BCCI president Anurag Thakur and secretary Ajay Shirke have been removed from their posts by the Supreme Court of India in an order passed in Delhi on Monday morning. The court order was a culmination of a long-standing impasse between the BCCI and the Lodha Committee: the board had resisted implementing some of the committee's recommendations despite their being part of the July 18, 2016 order by the Supreme Court.
The court said a committee of administrators will be appointed on January 19 to oversee the business operations of the BCCI. The composition of the committee will be finalised by a pair of amicus curiae Gopal Subramanium and Indian constitutional jurist Fali S Nariman.
According to the court, the most senior BCCI vice-president will take over as interim president while the joint-secretary Amitabh Choudhary will be the interim secretary. The court said the replacements will have to give an undertaking that they will adhere to the July 18 court order, which approved the majority of Lodha Committee recommendations.
At the previous hearing on December 15, before breaking for the winter holidays, the court had reserved its order in response to the Lodha Committee's status report, which recommended that all ineligible BCCI office bearers be removed and an observer be appointed to oversee the board's operations.
On Monday, the three-judge bench comprising Chief Justice of India TS Thakur, and Justices AM Khanwilkar and DY Chandrachud, approved the Lodha Committee's view of the BCCI's office bearers. Justice Chandrachud said all office bearers who did not fulfil the recommendations will "demit and cease to hold office".
According to the existing BCCI constitution, the office bearers are the president, secretary, joint-secretary, treasurer and five vice-presidents. While listing out eligibility criteria, the Lodha Committee had stated that an office bearer would be disqualified if he or she was not a citizen of India, was 70 years or older, was a minister or a government servant, held any office or post in any other sports association, or had been an office bearer of the BCCI for a cumulative period of nine years.
"This is the logical consequence. Once the recommendations were accepted by the court, it had to be implemented," former Chief Justice of India RM Lodha, the chairman of the Lodha Committee, said after the court order on January 2. "There were obstructions, there were impediments ... obviously this had to happen, and it has happened. The Supreme Court itself has ensured that its order of 18 July is now enforced.
"It's a victory for the game of cricket and it will flourish. Administrators come and go, ultimately it is for the game."
Anurag Thakur said in a statement on Twitter that he had been fighting for the autonomy of the BCCI and not a personal battle. "I had the honour of serving Indian cricket," he said. "Over the years, Indian cricket saw its very best in terms of administration and development of the game. BCCI is the best-managed sports organisation in the country, with defined procedures. India has the best cricket infrastructure, built and maintained by the state associations with the help of BCCI. India has more quality players than anywhere in the world.
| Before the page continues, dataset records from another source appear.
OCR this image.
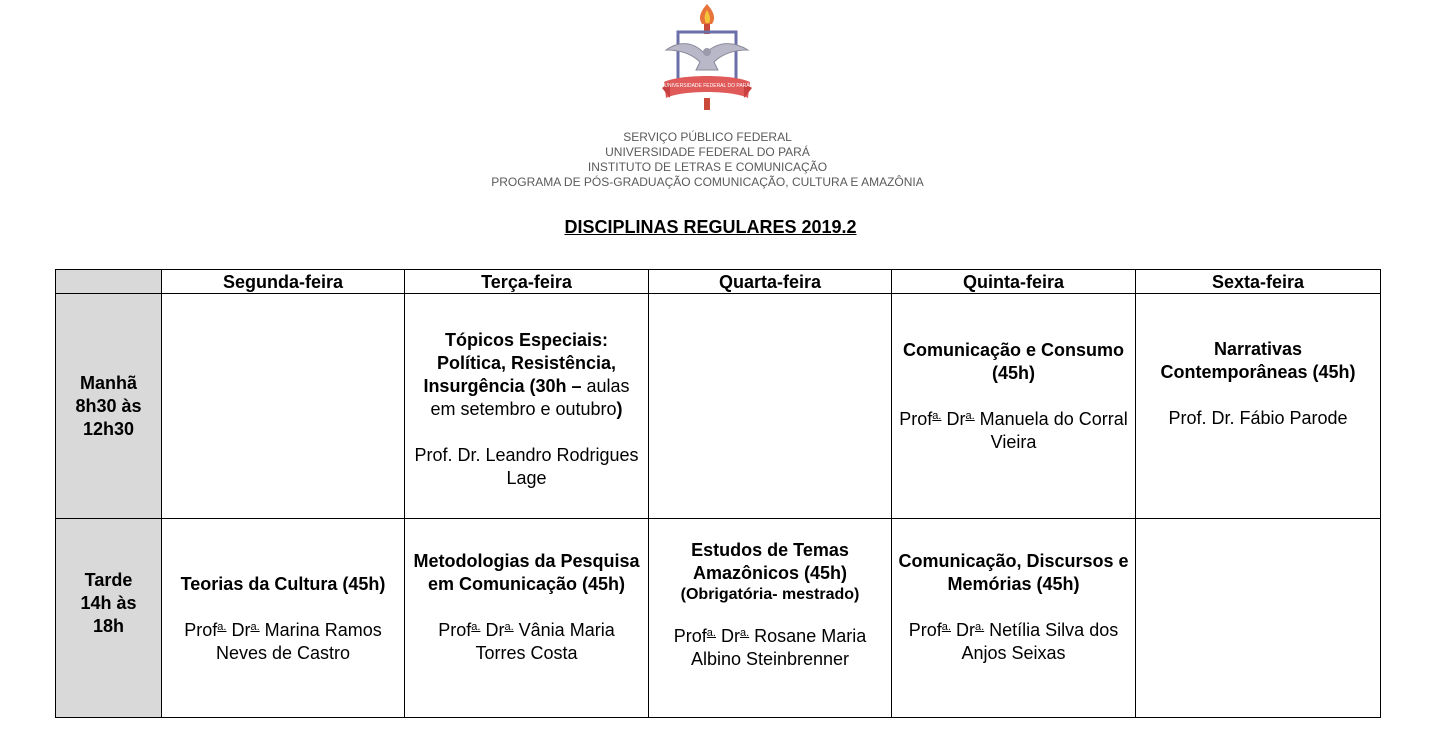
UNIVERSIDADE FEDERAL DO PARÁ
SERVIÇO PÚBLICO FEDERAL
UNIVERSIDADE FEDERAL DO PARÁ
INSTITUTO DE LETRAS E COMUNICAÇÃO
PROGRAMA DE PÓS-GRADUAÇÃO COMUNICAÇÃO, CULTURA E AMAZÔNIA
DISCIPLINAS REGULARES 2019.2
	Segunda-feira	Terça-feira	Quarta-feira	Quinta-feira	Sexta-feira

Manhã
8h30 às
12h30		Tópicos Especiais: Política, Resistência, Insurgência (30h – aulas em setembro e outubro)
Prof. Dr. Leandro Rodrigues Lage		Comunicação e Consumo (45h)
Prof$^{a.}$ $Dr^{a.}$ Manuela do Corral Vieira	Narrativas Contemporâneas (45h)
Prof. Dr. Fábio Parode

Tarde
14h às
18h	Teorias da Cultura (45h)
Prof$^{a.}$ $Dr^{a.}$ Marina Ramos Neves de Castro	Metodologias da Pesquisa em Comunicação (45h)
Prof$^{a.}$ $Dr^{a.}$ Vânia Maria Torres Costa	Estudos de Temas Amazônicos (45h)
(Obrigatória- mestrado)
Prof$^{a.}$ $Dr^{a.}$ Rosane Maria Albino Steinbrenner	Comunicação, Discursos e Memórias (45h)
Prof$^{a.}$ $Dr^{a.}$ Netília Silva dos Anjos Seixas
"For me, it was not a personal battle, it was a battle for the autonomy of the sports body. I respect Supreme Court as any citizen should. Supreme Court judges feel that BCCI could do better under retired judges, I wish them all the best. I'm sure Indian cricket will do well under their guidance. My commitment to the best of Indian cricket and autonomy of sports will always remain."
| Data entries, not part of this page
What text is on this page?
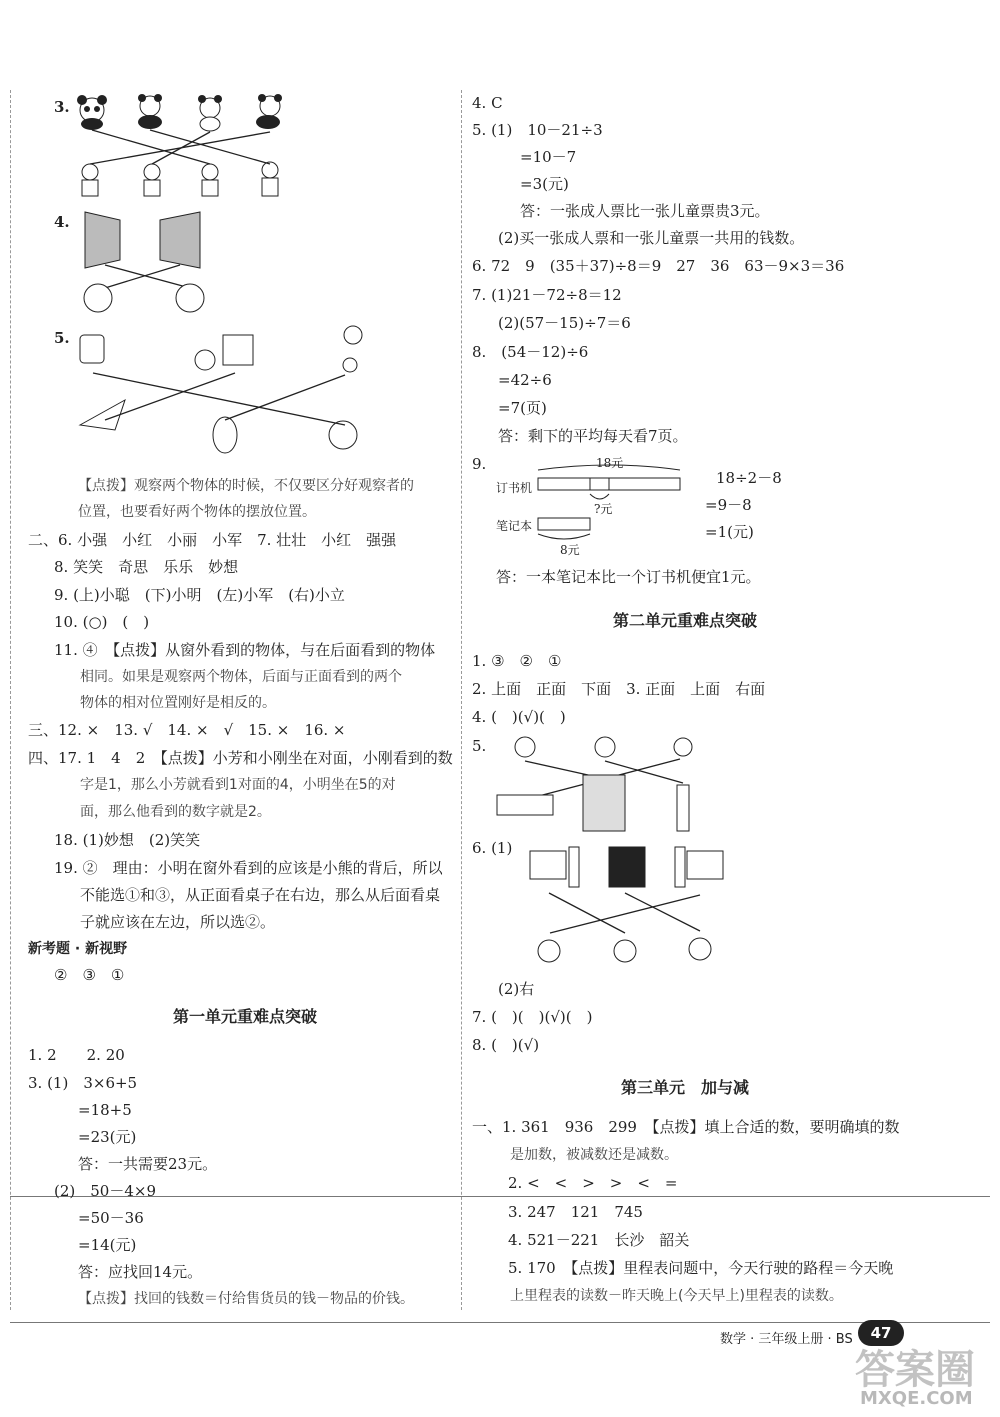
3.
4.
5.
【点拨】观察两个物体的时候，不仅要区分好观察者的
位置，也要看好两个物体的摆放位置。
二、6. 小强　小红　小丽　小军　7. 壮壮　小红　强强
8. 笑笑　奇思　乐乐　妙想
9. (上)小聪　(下)小明　(左)小军　(右)小立
10. (○)　(　)
11. ④　【点拨】从窗外看到的物体，与在后面看到的物体
相同。如果是观察两个物体，后面与正面看到的两个
物体的相对位置刚好是相反的。
三、12. ×　13. √　14. ×　√　15. ×　16. ×
四、17. 1　4　2　【点拨】小芳和小刚坐在对面，小刚看到的数
字是1，那么小芳就看到1对面的4，小明坐在5的对
面，那么他看到的数字就是2。
18. (1)妙想　(2)笑笑
19. ②　理由：小明在窗外看到的应该是小熊的背后，所以
不能选①和③，从正面看桌子在右边，那么从后面看桌
子就应该在左边，所以选②。
新考题 · 新视野
②　③　①
第一单元重难点突破
1. 2　　2. 20
3. (1)　3×6+5
=18+5
=23(元)
答：一共需要23元。
(2)　50－4×9
=50－36
=14(元)
答：应找回14元。
【点拨】找回的钱数＝付给售货员的钱－物品的价钱。
4. C
5. (1)　10－21÷3
=10－7
=3(元)
答：一张成人票比一张儿童票贵3元。
(2)买一张成人票和一张儿童票一共用的钱数。
6. 72　9　(35＋37)÷8＝9　27　36　63－9×3＝36
7. (1)21－72÷8＝12
(2)(57－15)÷7＝6
8.　(54－12)÷6
=42÷6
=7(页)
答：剩下的平均每天看7页。
9.	18元
订书机
?元
笔记本
8元
18÷2－8
=9－8
=1(元)
答：一本笔记本比一个订书机便宜1元。
第二单元重难点突破
1. ③　②　①
2. 上面　正面　下面　3. 正面　上面　右面
4. (　)(√)(　)
5.
6. (1)
(2)右
7. (　)(　)(√)(　)
8. (　)(√)
第三单元　加与减
一、1. 361　936　299　【点拨】填上合适的数，要明确填的数
是加数，被减数还是减数。
2. <　<　>　>　<　=
3. 247　121　745
4. 521－221　长沙　韶关
5. 170　【点拨】里程表问题中，今天行驶的路程＝今天晚
上里程表的读数－昨天晚上(今天早上)里程表的读数。
数学 · 三年级上册 · BS	47
答案圈
MXQE.COM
Shirke said he wasn't too concerned by the development. "If I am removed, there is absolutely no issue. I will go back to my work," he told CNN News from the UK. "The enforcement of the order is not in my individual control. The members decide. It is the members' board. They have accepted many recommendations. Now that the Supreme Court has settled the matter, let the new dispensation carry on the good new work."
The court also sought explanation from Thakur as to why there perjury and contempt-of-court proceedings should not be carried out against him. The issue of perjury arose because Thakur, in an affidavit, had denied that he sought a letter from the ICC stating that the Lodha Committee's recommendation to have a member of the Comptroller and Auditor General's office on the apex council of the BCCI amounted to government interference in the board. The ICC does not permit government interference in the administration of its Full Members. Thakur's request had been revealed by ICC chief executive David Richardson in an interview to an Indian TV channel.
The ICC chairman Shashank Manohar contradicted Thakur and told the Lodha Committee the BCCI president had asked him for a letter.
The Lodha Committee was formed in January 2015 to determine appropriate punishments for some of the officials involved in the 2013 IPL corruption scandal, and also to propose changes to streamline the BCCI, reform its functioning, prevent sporting fraud and conflict of interest.
In January 2016, the committee released its report, which recommended an exhaustive overhaul of the BCCI's governance and administrative structures. On July 18, the Supreme Court approved the majority of the recommendations and directed the Lodha Committee to supervise the BCCI's implementations of the same. However, despite the Lodha Committee laying out timelines and other directives, the board had not cooperated because its state associations objected to the recommendations.